Trop compliqué ? Prenons alors un exemple plus simple : comment sauver le monde. Au lieu de se morfondre comme les Romains qui, lors la première guerre punique, se lamentaient de ne pas posséder des navires aussi performants que les Carthaginois, on pourrait raisonner dans l’autre sens : supposons que nous ayons un de ces navires, comment aurions-nous procédé pour le construire ?

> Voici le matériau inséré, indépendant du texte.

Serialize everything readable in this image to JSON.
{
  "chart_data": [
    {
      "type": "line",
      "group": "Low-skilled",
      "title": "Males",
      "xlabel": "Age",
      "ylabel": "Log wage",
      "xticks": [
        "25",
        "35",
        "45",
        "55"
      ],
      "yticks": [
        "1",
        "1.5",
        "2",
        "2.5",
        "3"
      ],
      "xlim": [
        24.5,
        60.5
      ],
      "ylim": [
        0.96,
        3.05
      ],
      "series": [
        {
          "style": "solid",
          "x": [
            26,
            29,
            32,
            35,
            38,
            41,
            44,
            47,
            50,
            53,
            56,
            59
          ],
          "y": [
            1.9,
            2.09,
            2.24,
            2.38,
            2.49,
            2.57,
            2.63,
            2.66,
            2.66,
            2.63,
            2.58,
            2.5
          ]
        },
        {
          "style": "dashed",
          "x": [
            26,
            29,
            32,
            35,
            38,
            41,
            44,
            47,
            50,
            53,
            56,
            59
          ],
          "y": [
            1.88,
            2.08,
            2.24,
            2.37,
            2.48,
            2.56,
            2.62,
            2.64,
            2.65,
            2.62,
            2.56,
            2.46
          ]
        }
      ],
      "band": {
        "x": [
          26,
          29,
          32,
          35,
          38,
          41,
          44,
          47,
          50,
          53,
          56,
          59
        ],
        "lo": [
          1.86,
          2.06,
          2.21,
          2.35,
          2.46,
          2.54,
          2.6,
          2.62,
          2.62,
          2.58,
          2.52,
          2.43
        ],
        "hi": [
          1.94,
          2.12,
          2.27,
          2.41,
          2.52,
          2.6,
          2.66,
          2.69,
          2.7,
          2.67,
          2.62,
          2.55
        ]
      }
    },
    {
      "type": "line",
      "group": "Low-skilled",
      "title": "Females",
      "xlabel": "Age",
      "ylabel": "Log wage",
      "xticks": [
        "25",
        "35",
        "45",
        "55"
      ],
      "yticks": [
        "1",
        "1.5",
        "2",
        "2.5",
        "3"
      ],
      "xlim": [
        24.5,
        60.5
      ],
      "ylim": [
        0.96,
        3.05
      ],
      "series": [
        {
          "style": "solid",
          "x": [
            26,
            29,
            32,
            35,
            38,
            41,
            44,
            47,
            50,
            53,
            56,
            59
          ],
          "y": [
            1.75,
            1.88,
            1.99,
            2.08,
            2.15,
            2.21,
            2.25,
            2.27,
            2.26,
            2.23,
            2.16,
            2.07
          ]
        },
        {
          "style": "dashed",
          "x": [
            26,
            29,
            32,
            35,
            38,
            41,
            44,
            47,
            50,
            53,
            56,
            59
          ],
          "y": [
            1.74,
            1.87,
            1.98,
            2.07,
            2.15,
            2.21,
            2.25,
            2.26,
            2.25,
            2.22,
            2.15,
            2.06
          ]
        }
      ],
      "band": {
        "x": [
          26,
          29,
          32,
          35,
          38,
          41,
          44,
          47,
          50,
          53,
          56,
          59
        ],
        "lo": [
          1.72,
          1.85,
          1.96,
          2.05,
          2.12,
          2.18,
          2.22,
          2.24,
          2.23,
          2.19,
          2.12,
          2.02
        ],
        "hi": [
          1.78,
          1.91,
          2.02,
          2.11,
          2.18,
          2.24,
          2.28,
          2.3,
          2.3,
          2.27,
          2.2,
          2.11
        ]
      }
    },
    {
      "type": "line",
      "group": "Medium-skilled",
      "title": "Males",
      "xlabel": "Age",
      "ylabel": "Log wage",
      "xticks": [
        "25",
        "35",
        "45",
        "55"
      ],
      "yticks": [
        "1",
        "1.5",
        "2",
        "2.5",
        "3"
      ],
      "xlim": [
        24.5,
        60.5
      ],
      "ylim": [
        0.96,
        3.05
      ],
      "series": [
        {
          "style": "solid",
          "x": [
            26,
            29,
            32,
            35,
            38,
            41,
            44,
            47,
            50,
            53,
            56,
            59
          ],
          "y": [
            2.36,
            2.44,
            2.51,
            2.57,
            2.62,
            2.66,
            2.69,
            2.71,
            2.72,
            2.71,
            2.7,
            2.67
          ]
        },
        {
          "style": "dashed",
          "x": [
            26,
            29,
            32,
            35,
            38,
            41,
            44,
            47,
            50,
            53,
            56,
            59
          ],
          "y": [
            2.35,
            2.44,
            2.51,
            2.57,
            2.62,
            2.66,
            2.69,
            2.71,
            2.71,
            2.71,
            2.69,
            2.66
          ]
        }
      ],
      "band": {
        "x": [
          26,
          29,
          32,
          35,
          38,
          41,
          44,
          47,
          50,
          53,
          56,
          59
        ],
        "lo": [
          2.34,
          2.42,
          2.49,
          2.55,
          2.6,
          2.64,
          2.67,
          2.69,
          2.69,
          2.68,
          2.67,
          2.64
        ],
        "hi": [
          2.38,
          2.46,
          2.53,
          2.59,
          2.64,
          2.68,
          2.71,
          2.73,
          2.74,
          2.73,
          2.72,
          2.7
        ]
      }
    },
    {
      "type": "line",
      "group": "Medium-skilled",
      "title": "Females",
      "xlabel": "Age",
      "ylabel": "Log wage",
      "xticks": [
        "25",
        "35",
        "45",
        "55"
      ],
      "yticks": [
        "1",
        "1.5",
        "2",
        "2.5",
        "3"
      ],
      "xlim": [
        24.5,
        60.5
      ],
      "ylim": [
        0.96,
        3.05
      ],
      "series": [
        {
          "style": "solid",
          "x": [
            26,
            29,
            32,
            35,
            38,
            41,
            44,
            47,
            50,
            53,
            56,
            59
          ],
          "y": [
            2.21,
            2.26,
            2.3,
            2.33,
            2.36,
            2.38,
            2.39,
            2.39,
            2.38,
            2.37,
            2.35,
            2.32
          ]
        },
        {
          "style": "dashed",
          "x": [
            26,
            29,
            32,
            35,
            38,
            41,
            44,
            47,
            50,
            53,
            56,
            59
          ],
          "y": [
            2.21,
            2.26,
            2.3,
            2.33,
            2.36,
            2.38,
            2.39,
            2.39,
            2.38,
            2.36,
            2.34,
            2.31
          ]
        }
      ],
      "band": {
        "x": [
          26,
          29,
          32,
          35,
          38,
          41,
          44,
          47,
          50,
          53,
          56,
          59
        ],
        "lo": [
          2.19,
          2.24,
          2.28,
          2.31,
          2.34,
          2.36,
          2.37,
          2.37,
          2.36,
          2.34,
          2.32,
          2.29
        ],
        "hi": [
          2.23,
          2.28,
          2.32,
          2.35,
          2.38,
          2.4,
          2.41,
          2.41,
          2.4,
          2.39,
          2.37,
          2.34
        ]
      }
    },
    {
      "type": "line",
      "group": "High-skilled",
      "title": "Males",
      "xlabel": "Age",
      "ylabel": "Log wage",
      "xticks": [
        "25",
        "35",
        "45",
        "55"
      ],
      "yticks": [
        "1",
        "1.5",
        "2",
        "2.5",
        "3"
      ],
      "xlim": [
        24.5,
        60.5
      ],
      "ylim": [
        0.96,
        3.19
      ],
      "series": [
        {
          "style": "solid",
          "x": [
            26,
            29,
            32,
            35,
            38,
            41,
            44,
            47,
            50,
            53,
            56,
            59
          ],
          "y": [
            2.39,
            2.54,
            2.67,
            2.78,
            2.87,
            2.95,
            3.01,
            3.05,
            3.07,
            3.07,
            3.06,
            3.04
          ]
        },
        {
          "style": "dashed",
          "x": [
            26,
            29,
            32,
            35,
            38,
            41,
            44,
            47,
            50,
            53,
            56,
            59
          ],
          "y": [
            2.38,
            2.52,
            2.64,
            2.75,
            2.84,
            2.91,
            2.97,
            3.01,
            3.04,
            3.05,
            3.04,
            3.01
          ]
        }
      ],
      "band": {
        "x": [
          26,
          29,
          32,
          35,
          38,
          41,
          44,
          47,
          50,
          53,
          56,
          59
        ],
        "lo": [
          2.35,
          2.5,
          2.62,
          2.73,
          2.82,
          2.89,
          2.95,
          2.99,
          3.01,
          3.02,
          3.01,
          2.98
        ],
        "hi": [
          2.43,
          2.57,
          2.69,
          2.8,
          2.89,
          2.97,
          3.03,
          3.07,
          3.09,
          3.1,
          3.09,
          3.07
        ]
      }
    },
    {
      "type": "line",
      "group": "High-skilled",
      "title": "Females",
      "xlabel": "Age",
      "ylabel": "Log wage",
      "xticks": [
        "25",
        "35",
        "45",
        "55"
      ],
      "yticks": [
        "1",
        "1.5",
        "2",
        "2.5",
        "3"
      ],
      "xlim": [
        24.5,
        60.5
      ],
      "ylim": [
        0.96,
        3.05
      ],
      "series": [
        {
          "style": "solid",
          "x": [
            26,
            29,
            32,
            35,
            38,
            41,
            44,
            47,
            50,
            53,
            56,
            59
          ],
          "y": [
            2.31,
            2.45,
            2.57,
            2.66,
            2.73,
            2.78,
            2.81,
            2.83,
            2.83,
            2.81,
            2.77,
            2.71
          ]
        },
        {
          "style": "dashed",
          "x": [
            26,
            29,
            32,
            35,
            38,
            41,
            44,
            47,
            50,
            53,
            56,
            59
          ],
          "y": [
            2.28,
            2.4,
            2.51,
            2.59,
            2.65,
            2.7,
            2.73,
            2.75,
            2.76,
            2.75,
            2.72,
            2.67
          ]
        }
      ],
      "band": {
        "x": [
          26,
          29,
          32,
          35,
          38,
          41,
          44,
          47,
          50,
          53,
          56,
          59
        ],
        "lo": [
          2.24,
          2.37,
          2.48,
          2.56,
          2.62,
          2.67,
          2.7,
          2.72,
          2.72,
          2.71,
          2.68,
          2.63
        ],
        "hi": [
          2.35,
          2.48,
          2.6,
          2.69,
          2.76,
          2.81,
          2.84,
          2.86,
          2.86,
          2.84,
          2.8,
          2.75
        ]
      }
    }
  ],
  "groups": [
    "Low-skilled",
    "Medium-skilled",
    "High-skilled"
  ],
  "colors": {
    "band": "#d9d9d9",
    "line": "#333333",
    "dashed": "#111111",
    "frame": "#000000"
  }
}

Ce qui, dans notre équation, donne le raisonnement suivant : supposons que nous ayons pu effectivement réduire nos émissions nettes à zéro, qu’aurions-nous fait pour y arriver ? Quel regard porterait-on sur l’année 2021 en 2050 ? Quelles seraient les différentes étapes à accomplir ? Et comment aurions-nous procédé ? Nous serions-nous uniquement attachés aux moyens à mettre en œuvre pour réduire nos émissions de CO2, ou aurions-nous aussi réfléchi à la manière nous voulons vivre – et organiser notre mobilité, notre travail, et nos interactions ?
Pour voir a priori si notre stratégie fonctionne, il suffit de se livrer d’emblée à une petite séance de gymnastique intellectuelle : un citoyen de 2050 qui voyage dans le temps apparaît devant vous et vous explique que votre stratégie était erronée. Quelle est la partie de votre plan qui a échoué selon vous ? Il suffit alors de la rectifier.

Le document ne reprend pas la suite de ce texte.